Несмотря на самокритику и тщательный самоанализ культурных активистов и похоронных реформаторов, социалистические ритуалы смерти оставались в Восточном Берлине 1950-х гг. весьма непопулярными. В 1958 г. чиновник магистрата Карстенс жаловался коллеге на «отсутствие интереса к нашим поминальным службам. Как ты знаешь, мы проводим их ежегодно [по-видимому, в Поминальное воскресенье] как альтернативу церковным службам по умершим. В этом году они вновь были высокого уровня», тем не менее «резонанс в публике был незначителен»[736].
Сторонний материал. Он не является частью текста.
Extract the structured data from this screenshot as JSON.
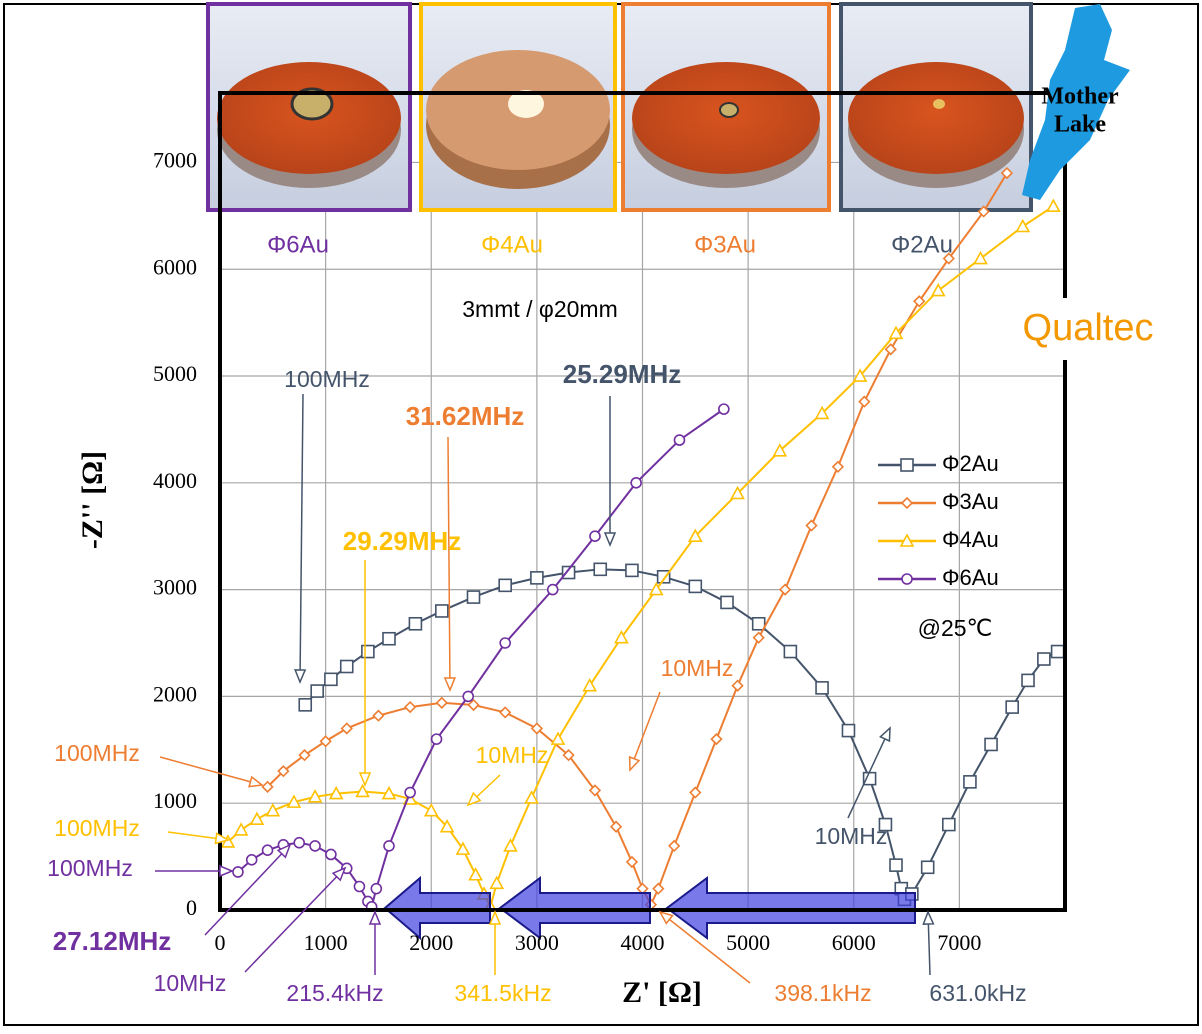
{
  "chart_data": {
    "type": "line",
    "xlabel": "Z' [Ω]",
    "ylabel": "-Z'' [Ω]",
    "xlim": [
      0,
      8000
    ],
    "ylim": [
      0,
      7650
    ],
    "xticks": [
      0,
      1000,
      2000,
      3000,
      4000,
      5000,
      6000,
      7000
    ],
    "yticks": [
      0,
      1000,
      2000,
      3000,
      4000,
      5000,
      6000,
      7000
    ],
    "grid": true,
    "legend_position": "right",
    "series": [
      {
        "name": "Φ2Au",
        "color": "#44546a",
        "marker": "square",
        "x": [
          807,
          920,
          1050,
          1200,
          1400,
          1600,
          1850,
          2100,
          2400,
          2700,
          3000,
          3300,
          3600,
          3900,
          4200,
          4500,
          4800,
          5100,
          5400,
          5700,
          5950,
          6150,
          6300,
          6400,
          6450,
          6480,
          6550,
          6700,
          6900,
          7100,
          7300,
          7500,
          7650,
          7800,
          7930
        ],
        "values": [
          1921,
          2050,
          2160,
          2280,
          2420,
          2540,
          2680,
          2800,
          2930,
          3040,
          3110,
          3160,
          3190,
          3180,
          3120,
          3030,
          2880,
          2680,
          2420,
          2080,
          1680,
          1230,
          800,
          420,
          200,
          100,
          150,
          400,
          800,
          1200,
          1550,
          1900,
          2150,
          2350,
          2420
        ]
      },
      {
        "name": "Φ3Au",
        "color": "#ed7d31",
        "marker": "diamond",
        "x": [
          450,
          600,
          800,
          1000,
          1200,
          1500,
          1800,
          2100,
          2400,
          2700,
          3000,
          3300,
          3550,
          3750,
          3900,
          4000,
          4080,
          4150,
          4300,
          4500,
          4700,
          4900,
          5100,
          5350,
          5600,
          5850,
          6100,
          6350,
          6620,
          6900,
          7230,
          7450
        ],
        "values": [
          1153,
          1300,
          1450,
          1580,
          1700,
          1820,
          1900,
          1940,
          1920,
          1850,
          1700,
          1450,
          1120,
          780,
          450,
          200,
          50,
          200,
          600,
          1100,
          1600,
          2100,
          2550,
          3000,
          3600,
          4150,
          4760,
          5250,
          5700,
          6100,
          6540,
          6900
        ]
      },
      {
        "name": "Φ4Au",
        "color": "#ffc000",
        "marker": "triangle",
        "x": [
          75,
          200,
          350,
          500,
          700,
          900,
          1100,
          1350,
          1600,
          1800,
          2000,
          2150,
          2300,
          2420,
          2500,
          2560,
          2620,
          2750,
          2950,
          3200,
          3500,
          3800,
          4130,
          4500,
          4900,
          5300,
          5700,
          6060,
          6400,
          6800,
          7200,
          7600,
          7890
        ],
        "values": [
          637,
          750,
          850,
          930,
          1010,
          1060,
          1090,
          1110,
          1090,
          1040,
          930,
          780,
          570,
          330,
          150,
          30,
          250,
          600,
          1050,
          1600,
          2100,
          2550,
          3000,
          3500,
          3900,
          4300,
          4650,
          5000,
          5400,
          5800,
          6100,
          6400,
          6590
        ]
      },
      {
        "name": "Φ6Au",
        "color": "#7030a0",
        "marker": "circle",
        "x": [
          170,
          300,
          450,
          600,
          750,
          900,
          1050,
          1200,
          1320,
          1400,
          1436,
          1480,
          1600,
          1800,
          2050,
          2350,
          2700,
          3150,
          3550,
          3940,
          4350,
          4770
        ],
        "values": [
          356,
          470,
          560,
          610,
          630,
          600,
          520,
          390,
          220,
          80,
          30,
          200,
          600,
          1100,
          1600,
          2000,
          2500,
          3000,
          3500,
          4000,
          4400,
          4690
        ]
      }
    ],
    "annotations": [
      {
        "text": "3mmt / φ20mm",
        "color": "#000000",
        "bold": false
      },
      {
        "text": "100MHz",
        "color": "#44546a",
        "bold": false
      },
      {
        "text": "25.29MHz",
        "color": "#44546a",
        "bold": true
      },
      {
        "text": "31.62MHz",
        "color": "#ed7d31",
        "bold": true
      },
      {
        "text": "29.29MHz",
        "color": "#ffc000",
        "bold": true
      },
      {
        "text": "10MHz",
        "color": "#ed7d31",
        "bold": false
      },
      {
        "text": "10MHz",
        "color": "#ffc000",
        "bold": false
      },
      {
        "text": "100MHz",
        "color": "#ed7d31",
        "bold": false
      },
      {
        "text": "100MHz",
        "color": "#ffc000",
        "bold": false
      },
      {
        "text": "100MHz",
        "color": "#7030a0",
        "bold": false
      },
      {
        "text": "10MHz",
        "color": "#44546a",
        "bold": false
      },
      {
        "text": "@25℃",
        "color": "#000000",
        "bold": false
      },
      {
        "text": "27.12MHz",
        "color": "#7030a0",
        "bold": true
      },
      {
        "text": "10MHz",
        "color": "#7030a0",
        "bold": false
      },
      {
        "text": "215.4kHz",
        "color": "#7030a0",
        "bold": false
      },
      {
        "text": "341.5kHz",
        "color": "#ffc000",
        "bold": false
      },
      {
        "text": "398.1kHz",
        "color": "#ed7d31",
        "bold": false
      },
      {
        "text": "631.0kHz",
        "color": "#44546a",
        "bold": false
      }
    ],
    "photo_labels": [
      {
        "text": "Φ6Au",
        "color": "#7030a0"
      },
      {
        "text": "Φ4Au",
        "color": "#ffc000"
      },
      {
        "text": "Φ3Au",
        "color": "#ed7d31"
      },
      {
        "text": "Φ2Au",
        "color": "#44546a"
      }
    ],
    "logos": {
      "mother_lake": [
        "Mother",
        "Lake"
      ],
      "qualtec": "Qualtec"
    }
  }
}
Одно из объяснений такому положению дел выдвинул в следующем году теолог-социалист Гюнтер Кеншерпер: возможно, причина в содержании социалистических похорон и их «морализаторском тоне». Кеншерпер был скептически настроен относительно способности социализма, а значит, и социалистических похорон придать смерти смысл. «Что это значит, перед лицом непрощенного личного греха, моральной болезни, страдания, которое человек не сам себе причинил, перед лицом агонии сознания, тревоги, отсутствия любви и милосердия или перед силой смерти ссылаться на “гордость рабочих в их революционных творческих порывах”?» – спрашивал Кеншерпер. «Наука может не много, когда речь идет о личных вопросах человеческого сердца». Он, таким образом, призывал пересмотреть безличность и «безжизненность» (его выражение) социалистических похорон, которые не касались ни «вопрошаний о жизни, ни поиска смысла в смерти»[737].